Does anything feel quite as warming on the tongue as a spot of tea? As we endure these rainy days (or revel in them), take a tea trip through Taiwan, courtesy of Laura Kiniry, writing for Smithsonian. She treats tea with the kind of precision and care you’d expect from a wine writer and brings alive the flavors. She also doesn’t neglect the much-consumed boba. It isn’t in the same league as, say, Alishan tea, which she describes as the “Champagne of teas,” but could a tea story ignore this popular drink?
Add sharks to the many charms of Kansas. (Don’t say it; you know I love the place, and you’ll hurt my feelings.) Before it was fields of wheat, corn, soybeans and milo, Kansas was part of a watery pathway from the Gulf of Mexico to the Arctic Ocean, Isaac Schultz writes for Atlas Obscura. Some 91-million-year-old teeth were discovered a decade ago in Mitchell County, about 200 miles west of Kansas City, Mo. They’re from a creature that is thought to be a relative of the great white, although ponderous, according to the Journal of Vertebrate Paleontology. The teeth are in the Sternberg Museum of Natural History at Ft. Hays State University in western Kansas.
Our holiday wish for your reading list
The Los Angeles Times. It just makes sense to subscribe. Where else are you going to find out what restaurants and stores are open on Thanksgiving and how to navigate LAX during the holiday madness, plus read the moving story of a Paradise, Calif., football player who gives thanks in the face of loss? Where else can you find something that’s made every day just for you? Check out our subscription deals.
The newsletters of the Los Angeles Times. We’re partial, of course, to this one and our newly reformatted Vegas newsletter, but there are many, many other excellent choices. Best of all, they are free and definitely worth far more than you pay for them. Check them out at our newsletter center.
Your emails. We like hearing from you, happy or sad, mad or glad. Tell us how to improve or just tell us you like us, you really like us. But don’t forget to write: [email protected].
End paper
April Orcutt’s story on holiday lights brings back happy memories of holiday lights on our house.
At least, the lights on the house were happy for me. Not so much for my father, whose job it was to put them up. It was especially arduous the five years we lived in Syracuse, N.Y., where there were two seasons: winter and July 7.

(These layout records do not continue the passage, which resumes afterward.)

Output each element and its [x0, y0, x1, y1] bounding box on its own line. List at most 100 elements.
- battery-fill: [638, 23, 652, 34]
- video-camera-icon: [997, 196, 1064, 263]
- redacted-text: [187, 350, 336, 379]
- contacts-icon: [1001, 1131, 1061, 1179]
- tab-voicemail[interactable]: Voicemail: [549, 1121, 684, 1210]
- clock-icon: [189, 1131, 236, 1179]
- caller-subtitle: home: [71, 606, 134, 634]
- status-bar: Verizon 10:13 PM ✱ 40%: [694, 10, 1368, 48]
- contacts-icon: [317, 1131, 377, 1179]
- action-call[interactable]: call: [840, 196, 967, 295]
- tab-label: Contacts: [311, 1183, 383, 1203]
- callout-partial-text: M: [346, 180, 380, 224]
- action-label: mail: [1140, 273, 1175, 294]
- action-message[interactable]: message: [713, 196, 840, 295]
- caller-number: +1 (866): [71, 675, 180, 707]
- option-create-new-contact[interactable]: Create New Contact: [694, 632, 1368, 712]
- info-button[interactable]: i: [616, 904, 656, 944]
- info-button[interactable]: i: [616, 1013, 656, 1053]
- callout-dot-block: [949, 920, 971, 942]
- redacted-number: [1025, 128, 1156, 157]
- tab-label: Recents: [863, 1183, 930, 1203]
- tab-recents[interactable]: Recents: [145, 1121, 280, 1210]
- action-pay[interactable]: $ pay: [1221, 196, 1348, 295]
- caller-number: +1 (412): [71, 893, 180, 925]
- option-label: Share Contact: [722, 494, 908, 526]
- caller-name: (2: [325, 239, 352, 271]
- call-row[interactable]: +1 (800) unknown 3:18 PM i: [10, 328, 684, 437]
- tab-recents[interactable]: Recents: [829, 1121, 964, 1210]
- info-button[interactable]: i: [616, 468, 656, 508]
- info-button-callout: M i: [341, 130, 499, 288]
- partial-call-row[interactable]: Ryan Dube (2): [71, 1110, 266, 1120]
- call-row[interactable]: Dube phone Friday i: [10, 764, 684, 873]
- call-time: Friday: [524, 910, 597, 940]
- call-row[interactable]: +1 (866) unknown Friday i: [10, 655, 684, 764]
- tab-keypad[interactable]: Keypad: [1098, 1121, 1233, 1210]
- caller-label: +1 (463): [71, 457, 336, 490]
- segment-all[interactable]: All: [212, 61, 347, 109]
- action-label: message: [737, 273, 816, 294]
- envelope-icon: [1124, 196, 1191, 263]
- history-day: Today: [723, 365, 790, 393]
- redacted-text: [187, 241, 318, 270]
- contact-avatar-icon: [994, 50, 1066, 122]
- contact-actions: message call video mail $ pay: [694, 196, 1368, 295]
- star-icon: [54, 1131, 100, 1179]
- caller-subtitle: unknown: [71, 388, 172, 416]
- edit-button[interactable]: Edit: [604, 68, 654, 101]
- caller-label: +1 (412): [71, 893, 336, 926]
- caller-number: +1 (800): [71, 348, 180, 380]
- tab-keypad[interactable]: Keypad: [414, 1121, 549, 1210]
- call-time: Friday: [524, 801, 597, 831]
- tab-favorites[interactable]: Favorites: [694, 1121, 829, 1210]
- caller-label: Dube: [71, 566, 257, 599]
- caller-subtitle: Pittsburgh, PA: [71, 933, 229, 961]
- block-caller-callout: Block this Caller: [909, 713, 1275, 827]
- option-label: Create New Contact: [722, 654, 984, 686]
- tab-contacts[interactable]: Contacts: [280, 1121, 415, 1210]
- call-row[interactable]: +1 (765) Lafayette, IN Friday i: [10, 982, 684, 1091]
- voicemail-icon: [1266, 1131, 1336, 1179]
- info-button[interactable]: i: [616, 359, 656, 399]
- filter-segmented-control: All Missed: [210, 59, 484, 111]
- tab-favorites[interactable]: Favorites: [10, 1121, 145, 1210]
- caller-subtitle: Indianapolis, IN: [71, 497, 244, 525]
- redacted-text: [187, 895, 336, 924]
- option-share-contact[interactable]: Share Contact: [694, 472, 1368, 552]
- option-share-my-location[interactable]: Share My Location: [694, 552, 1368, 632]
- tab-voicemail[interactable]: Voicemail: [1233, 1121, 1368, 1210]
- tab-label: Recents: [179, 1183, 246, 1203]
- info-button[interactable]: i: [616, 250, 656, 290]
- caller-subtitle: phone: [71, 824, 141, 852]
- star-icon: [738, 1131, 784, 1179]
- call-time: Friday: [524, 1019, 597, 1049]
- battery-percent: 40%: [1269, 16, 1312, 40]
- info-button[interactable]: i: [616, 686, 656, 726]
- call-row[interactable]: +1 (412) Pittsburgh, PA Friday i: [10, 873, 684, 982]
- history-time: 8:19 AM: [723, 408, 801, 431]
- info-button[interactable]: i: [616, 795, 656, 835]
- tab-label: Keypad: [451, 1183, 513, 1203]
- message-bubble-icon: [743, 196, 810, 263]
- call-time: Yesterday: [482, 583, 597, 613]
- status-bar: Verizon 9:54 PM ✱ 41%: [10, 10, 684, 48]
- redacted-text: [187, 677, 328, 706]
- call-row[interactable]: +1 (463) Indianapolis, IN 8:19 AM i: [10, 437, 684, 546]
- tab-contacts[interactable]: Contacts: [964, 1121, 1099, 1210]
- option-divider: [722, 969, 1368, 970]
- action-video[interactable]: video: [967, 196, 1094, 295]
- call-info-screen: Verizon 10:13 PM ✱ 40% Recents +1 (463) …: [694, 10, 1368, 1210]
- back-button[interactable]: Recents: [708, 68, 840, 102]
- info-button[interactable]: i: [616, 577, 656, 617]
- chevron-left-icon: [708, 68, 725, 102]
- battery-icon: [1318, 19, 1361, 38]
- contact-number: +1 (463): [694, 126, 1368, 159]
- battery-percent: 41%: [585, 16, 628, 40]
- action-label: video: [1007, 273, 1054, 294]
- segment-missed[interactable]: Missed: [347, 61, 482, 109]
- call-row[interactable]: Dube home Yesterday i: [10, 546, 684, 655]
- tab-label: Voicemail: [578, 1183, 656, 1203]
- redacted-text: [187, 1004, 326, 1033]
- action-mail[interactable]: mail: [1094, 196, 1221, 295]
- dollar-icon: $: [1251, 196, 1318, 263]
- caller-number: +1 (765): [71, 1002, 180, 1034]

My mother wouldn’t allow the lights that early (and also insisted they be taken down in January), so he would get out there on a ladder and have my mother standing by with a pan of warm water. He’d nail up a few, then climb down, put his hands in the warm water (because you can’t hang Christmas lights wearing thick gloves), dry his hands, go back up the ladder, nail in a few more, then back down. Up and down, until they were all done and his adoring daughters could run out to see them, then run back inside because, darn it, it was cold.
The child’s world remembers the magic; the grown-up’s imagines the misery. (I also imagine how happy he was when we were transferred to Honolulu and Manila, how sad when we ended up back in Washington, D.C. But he never complained, although he might have looked a bit pained.)
No wonder they retired in Southern California. He still hung the lights but he put up hooks (and painted the hooks to match the house so they weren’t an eyesore the rest of the year).
He died in 1990, but I continued to string those lights every year until my mom moved into a retirement home in 2008. He’d made it easy, and I thanked him silently every year.
I still put up lights — solar now — on my own house. On the shortest days of the year, arriving home and seeing them twinkling reminds me that there can be, should be and will be light even in the gloom of a December evening.
Wherever you are this holiday, travel safely and well, look for the light, and remember that we’ll always be here to welcome you home.